Whole genome shotgun libraries were constructed from 1\(\,\upmu \)g of starting DNA. The DNA samples were fragmented, end repaired, A-tailed, and ligated. The ligation was size selected for 300–500 bp fragments via ampure beads and 5\(\,\upmu \)l were then amplified. The final library was quantitated via Qubit and size was verified by Agilent. A 5nM stock was then made from equal pooled volumes of each library followed by qPCR. Sequencing was performed on the Illumina GA-IIx instrument following manufacturer’s instructions. We obtained 50,085,061 reads from the 12 known bacterial genomes, 25,077,278 and 25,007,783 from the two respective ends. A small fraction, 266,146 reads (0.53 %), could not be assigned to any of the 12 species (Table 2).

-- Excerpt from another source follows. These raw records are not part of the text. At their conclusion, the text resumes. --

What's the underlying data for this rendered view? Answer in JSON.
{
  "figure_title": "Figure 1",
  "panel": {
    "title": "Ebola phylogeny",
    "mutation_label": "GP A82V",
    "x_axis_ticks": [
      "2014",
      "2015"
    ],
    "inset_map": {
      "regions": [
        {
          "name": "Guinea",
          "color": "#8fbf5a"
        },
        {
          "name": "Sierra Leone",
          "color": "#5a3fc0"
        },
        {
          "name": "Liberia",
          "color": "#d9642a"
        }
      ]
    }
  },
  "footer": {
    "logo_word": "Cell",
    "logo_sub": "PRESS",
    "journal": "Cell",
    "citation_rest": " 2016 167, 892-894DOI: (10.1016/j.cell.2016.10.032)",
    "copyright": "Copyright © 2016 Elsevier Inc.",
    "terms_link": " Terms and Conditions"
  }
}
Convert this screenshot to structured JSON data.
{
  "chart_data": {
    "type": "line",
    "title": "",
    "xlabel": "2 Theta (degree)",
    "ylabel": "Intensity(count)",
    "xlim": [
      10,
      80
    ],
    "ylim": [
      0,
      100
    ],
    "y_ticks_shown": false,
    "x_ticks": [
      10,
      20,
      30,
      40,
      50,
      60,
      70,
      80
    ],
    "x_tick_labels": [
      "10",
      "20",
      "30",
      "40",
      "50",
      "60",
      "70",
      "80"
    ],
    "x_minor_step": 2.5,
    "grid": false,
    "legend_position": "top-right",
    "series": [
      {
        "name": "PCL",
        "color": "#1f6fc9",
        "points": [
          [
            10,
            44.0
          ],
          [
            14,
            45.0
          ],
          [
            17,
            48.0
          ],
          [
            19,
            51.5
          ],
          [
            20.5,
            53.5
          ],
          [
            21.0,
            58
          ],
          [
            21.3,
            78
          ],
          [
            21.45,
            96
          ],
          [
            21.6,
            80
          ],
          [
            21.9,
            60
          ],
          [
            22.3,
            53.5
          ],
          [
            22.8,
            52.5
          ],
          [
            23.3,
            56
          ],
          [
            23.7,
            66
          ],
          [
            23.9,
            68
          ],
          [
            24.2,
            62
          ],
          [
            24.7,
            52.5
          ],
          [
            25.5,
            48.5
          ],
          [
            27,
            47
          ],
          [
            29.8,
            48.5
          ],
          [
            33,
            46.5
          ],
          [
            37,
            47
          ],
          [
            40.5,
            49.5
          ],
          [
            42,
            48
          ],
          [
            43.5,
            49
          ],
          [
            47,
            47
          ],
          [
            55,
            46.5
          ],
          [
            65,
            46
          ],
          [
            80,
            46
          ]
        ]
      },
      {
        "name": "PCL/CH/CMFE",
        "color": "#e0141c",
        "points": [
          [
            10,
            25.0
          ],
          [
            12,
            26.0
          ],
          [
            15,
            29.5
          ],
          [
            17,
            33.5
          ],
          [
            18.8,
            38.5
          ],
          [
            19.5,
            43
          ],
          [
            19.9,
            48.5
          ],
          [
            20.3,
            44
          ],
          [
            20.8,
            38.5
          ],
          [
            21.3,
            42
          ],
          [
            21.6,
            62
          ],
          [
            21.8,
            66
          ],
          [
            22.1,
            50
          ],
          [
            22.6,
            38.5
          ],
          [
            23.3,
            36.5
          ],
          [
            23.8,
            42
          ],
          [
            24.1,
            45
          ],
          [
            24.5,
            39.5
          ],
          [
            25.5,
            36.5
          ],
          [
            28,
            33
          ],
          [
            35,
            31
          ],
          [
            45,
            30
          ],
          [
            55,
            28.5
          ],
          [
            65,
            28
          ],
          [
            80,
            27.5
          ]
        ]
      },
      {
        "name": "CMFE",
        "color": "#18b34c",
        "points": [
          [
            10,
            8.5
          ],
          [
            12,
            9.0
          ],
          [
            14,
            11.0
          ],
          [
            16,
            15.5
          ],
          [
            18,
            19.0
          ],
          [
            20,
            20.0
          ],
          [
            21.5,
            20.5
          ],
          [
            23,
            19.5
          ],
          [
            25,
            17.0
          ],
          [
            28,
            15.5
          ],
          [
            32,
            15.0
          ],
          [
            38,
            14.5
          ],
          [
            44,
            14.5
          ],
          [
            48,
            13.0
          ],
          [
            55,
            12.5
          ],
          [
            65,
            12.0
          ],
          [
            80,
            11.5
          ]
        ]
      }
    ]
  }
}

Analytical processing and assembly of the 12 genomes were managed with the Genome Institute automated pipeline. It initially performs a BWA-style trim (Li and Durbin 2009) to a threshold of q10 on all input instrument data. Reads trimmed to less than 35 bp were discarded. The pipeline then runs Velvet (Zerbino and Birney 2008), which cycles through the 31–35 kmer range, optimizing for the kmer which produces the longest N50 contig length. The entire data set is publicly available through the NCBI Sequence Read Archive (SRA) under the accession numbers listed in Table 2.

BWA (Li and Durbin 2009) was used to align clean paired end reads to the 12 bacterial assemblies, ultimately placing 46,079,563 reads. Up to 5 mismatches were allowed per read, corresponding roughly to minimum 95 % identity. The distribution among the 12 organisms was then assessed using an in-house program called Refcov (Todd Wylie, unpublished) based on the generated alignments. Experimental coverage was then simulated by randomly picking reads from the total pool and assessing subsequent coverage for the target organism again using Refcov. For E. faecium (NCBI accession: AEBC00000000), we ran 50 simulations each of 3, 3.5, 4, and 4.5 million reads and for S. artemidis (NCBI accession: AECV01000000), which were based on 50 selections each of 9, 10, 11, 12, and 15 million reads. These numbers were based on species abundance within the community in Table 2.